Copyright – Fair Use

Copyright is basically a way for authors of books, songs, music, pictures, and movies to protect their work and profit from it. In Second Life™ we have to deal with copyrights. A new court case just clarified the requirement for consideration of fair use prior to filing a take-down notice.

This is an example of the problem:

https://www.youtube.com/watch?v=gjmbcLhtMYo

In the video above people are taking candied videos of their kids and those got compiled into a YouTube presentation. You probably noticed but didn’t think about the background music caught by the video camera. In a case known as The Dancing Baby Universal filed a DMCA take-down against a Ms Lenz because a song by Prince was playing in the background of her video. It wasn’t added later. It was what the baby was dancing to when the video was candidly captured. 

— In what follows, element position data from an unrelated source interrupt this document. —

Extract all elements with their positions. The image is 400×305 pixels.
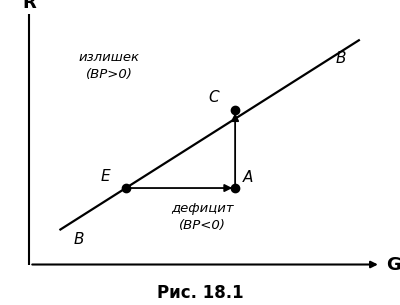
Text: B: B xyxy=(336,51,346,66)
Text: B: B xyxy=(73,232,84,247)
Text: A: A xyxy=(243,170,253,185)
Text: Рис. 18.1: Рис. 18.1 xyxy=(157,284,243,302)
Text: дефицит
(BP<0): дефицит (BP<0) xyxy=(171,202,234,231)
Text: излишек
(BP>0): излишек (BP>0) xyxy=(78,51,140,81)
Text: C: C xyxy=(208,90,218,105)
Text: G: G xyxy=(386,256,400,274)
Text: R: R xyxy=(22,0,36,12)
Text: E: E xyxy=(101,169,111,184)
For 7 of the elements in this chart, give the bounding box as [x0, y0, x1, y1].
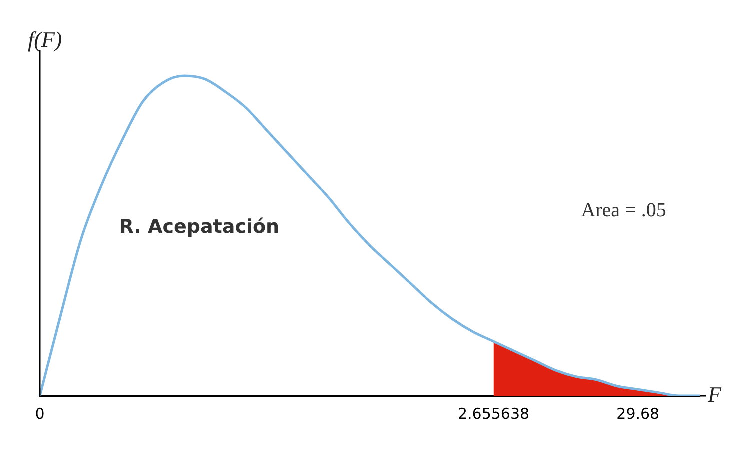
x-tick-label: 2.655638: [458, 404, 530, 423]
x-tick-label: 0: [35, 404, 45, 423]
annotation: R. Acepatación: [119, 216, 280, 238]
y-axis-title: f(F): [28, 26, 62, 52]
x-tick-label: 29.68: [616, 404, 660, 423]
annotation: Area = .05: [581, 199, 666, 222]
x-axis-title: F: [707, 382, 722, 407]
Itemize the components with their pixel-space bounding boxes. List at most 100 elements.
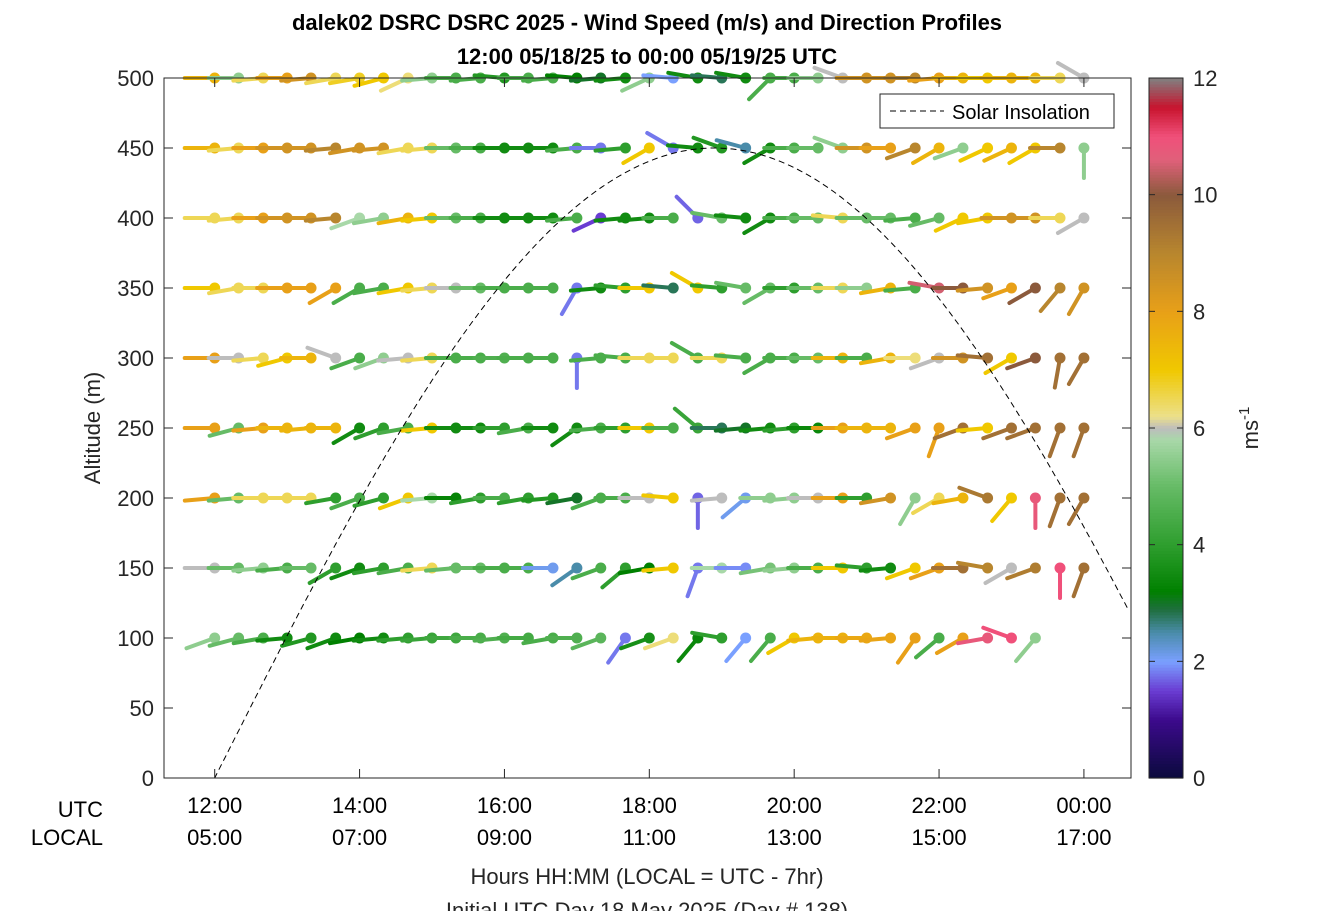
colorbar-swatch xyxy=(1149,600,1183,604)
wind-point xyxy=(643,142,655,154)
colorbar-swatch xyxy=(1149,614,1183,619)
wind-point xyxy=(982,562,994,574)
colorbar-swatch xyxy=(1149,229,1183,234)
colorbar-swatch xyxy=(1149,159,1183,164)
wind-point xyxy=(305,632,317,644)
series-350m xyxy=(182,271,1090,316)
colorbar-swatch xyxy=(1149,436,1183,441)
series-300m xyxy=(182,341,1090,390)
colorbar-swatch xyxy=(1149,346,1183,350)
colorbar-swatch xyxy=(1149,86,1183,91)
wind-point xyxy=(740,282,752,294)
wind-point xyxy=(619,632,631,644)
colorbar-swatch xyxy=(1149,413,1183,417)
wind-point xyxy=(1005,142,1017,154)
colorbar-tick-label: 2 xyxy=(1193,649,1205,674)
colorbar-swatch xyxy=(1149,617,1183,622)
colorbar-swatch xyxy=(1149,343,1183,347)
ylabel: Altitude (m) xyxy=(80,372,105,484)
colorbar-swatch xyxy=(1149,171,1183,175)
xtick-label-local: 17:00 xyxy=(1056,825,1111,850)
colorbar-swatch xyxy=(1149,535,1183,540)
colorbar-swatch xyxy=(1149,460,1183,464)
xtick-label-utc: 20:00 xyxy=(767,793,822,818)
colorbar-swatch xyxy=(1149,325,1183,330)
wind-point xyxy=(330,562,342,574)
wind-point xyxy=(354,422,366,434)
colorbar-swatch xyxy=(1149,457,1183,461)
colorbar-swatch xyxy=(1149,270,1183,275)
colorbar-swatch xyxy=(1149,360,1183,365)
wind-point xyxy=(1078,352,1090,364)
colorbar-swatch xyxy=(1149,605,1183,610)
colorbar-swatch xyxy=(1149,185,1183,190)
wind-point xyxy=(885,632,897,644)
colorbar-swatch xyxy=(1149,425,1183,429)
colorbar-swatch xyxy=(1149,299,1183,304)
colorbar-swatch xyxy=(1149,585,1183,590)
wind-point xyxy=(667,282,679,294)
colorbar-swatch xyxy=(1149,690,1183,695)
colorbar-swatch xyxy=(1149,369,1183,374)
colorbar-swatch xyxy=(1149,433,1183,438)
colorbar-swatch xyxy=(1149,78,1183,82)
colorbar-swatch xyxy=(1149,323,1183,327)
colorbar-swatch xyxy=(1149,194,1183,199)
colorbar-swatch xyxy=(1149,124,1183,129)
colorbar-swatch xyxy=(1149,223,1183,228)
wind-point xyxy=(305,352,317,364)
wind-point xyxy=(1054,422,1066,434)
colorbar-swatch xyxy=(1149,687,1183,692)
colorbar-swatch xyxy=(1149,393,1183,397)
x-axis: 12:00 05:00 14:00 07:00 16:00 09:00 18:00 11:00… xyxy=(187,78,1111,850)
wind-point xyxy=(667,632,679,644)
colorbar-swatch xyxy=(1149,734,1183,738)
colorbar-swatch xyxy=(1149,620,1183,625)
wind-point xyxy=(885,142,897,154)
colorbar-swatch xyxy=(1149,445,1183,450)
ytick-label: 0 xyxy=(142,766,154,791)
wind-point xyxy=(354,492,366,504)
colorbar-swatch xyxy=(1149,579,1183,584)
wind-point xyxy=(1078,282,1090,294)
colorbar-swatch xyxy=(1149,573,1183,578)
wind-point xyxy=(1054,212,1066,224)
wind-point xyxy=(957,142,969,154)
colorbar-swatch xyxy=(1149,655,1183,660)
colorbar-swatch xyxy=(1149,667,1183,671)
wind-point xyxy=(1054,352,1066,364)
wind-point xyxy=(595,562,607,574)
colorbar-tick-label: 6 xyxy=(1193,416,1205,441)
series-100m xyxy=(184,625,1041,665)
wind-point xyxy=(1078,562,1090,574)
wind-point xyxy=(571,492,583,504)
colorbar-swatch xyxy=(1149,296,1183,301)
colorbar-swatch xyxy=(1149,279,1183,283)
colorbar-swatch xyxy=(1149,150,1183,155)
colorbar-swatch xyxy=(1149,533,1183,537)
colorbar-swatch xyxy=(1149,317,1183,321)
colorbar-swatch xyxy=(1149,401,1183,406)
colorbar-swatch xyxy=(1149,518,1183,522)
colorbar-swatch xyxy=(1149,153,1183,158)
colorbar-swatch xyxy=(1149,675,1183,680)
colorbar-swatch xyxy=(1149,728,1183,732)
xtick-label-utc: 18:00 xyxy=(622,793,677,818)
wind-point xyxy=(1054,562,1066,574)
colorbar-swatch xyxy=(1149,570,1183,575)
plot-marks xyxy=(182,61,1090,665)
xtick-label-utc: 00:00 xyxy=(1056,793,1111,818)
xtick-label-local: 09:00 xyxy=(477,825,532,850)
colorbar-swatch xyxy=(1149,512,1183,517)
colorbar-swatch xyxy=(1149,611,1183,616)
colorbar-swatch xyxy=(1149,200,1183,205)
wind-point xyxy=(305,562,317,574)
colorbar-tick-label: 0 xyxy=(1193,766,1205,791)
colorbar-swatch xyxy=(1149,118,1183,123)
colorbar-swatch xyxy=(1149,422,1183,426)
wind-point xyxy=(354,352,366,364)
colorbar-swatch xyxy=(1149,731,1183,735)
colorbar-swatch xyxy=(1149,588,1183,592)
wind-point xyxy=(667,352,679,364)
colorbar-swatch xyxy=(1149,568,1183,572)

Over time people have realized there needs to be some fair use of all these things. If copyright were overly strict radio stations couldn’t play music and TV stations couldn’t show movies. But, copyright holders can license use of their creations, which is the formal process for using copyrighted material. You enter into a formal agreement with YouTube via their terms of service before posting video.

But, what about the music in the background when you take a video at a party? Do you have to edit out the music or chase down permission to use it? What if there is a TV show in the background? How does a literature teacher quote parts of a book? The concept of Fair Use makes it possible to do things.

We know that copyright was designed so that in a free market people could profit from their talent and effort. Without that protection many creative people would be working a 9 to 5 to pay the rent and have way less time for creative efforts, making the world an artistically poorer place.

Here DMCA was misused by a large company to harass an individual and force YouTube to take down Ms Lenz 29 second video.

We see lots of inappropriate DMCA Take Down Notices being misused in Second Life. The one filing the notice is protected by the complexity and cost of the effort to prove a notice was an abuse of DMCA and damaging to victim. Universal has been making a practice of ignoring Fair Use and filing take-down notices because they could get away with it. Ms Lenz fought back.

This case will help those people that can claim Fair Use by holding the instigator of a take-down notice liable for their action. It sets the precedent that the instigator must consider Fair Use before filing a take-down notice under DMCA.

This doesn’t really solve the upside down DMCA concept of you are guilty until you prove your innocence. But, it helps a bit by making the success of a law suit against wrongful take-down more likely. That will hopefully make people more cautious with their filings.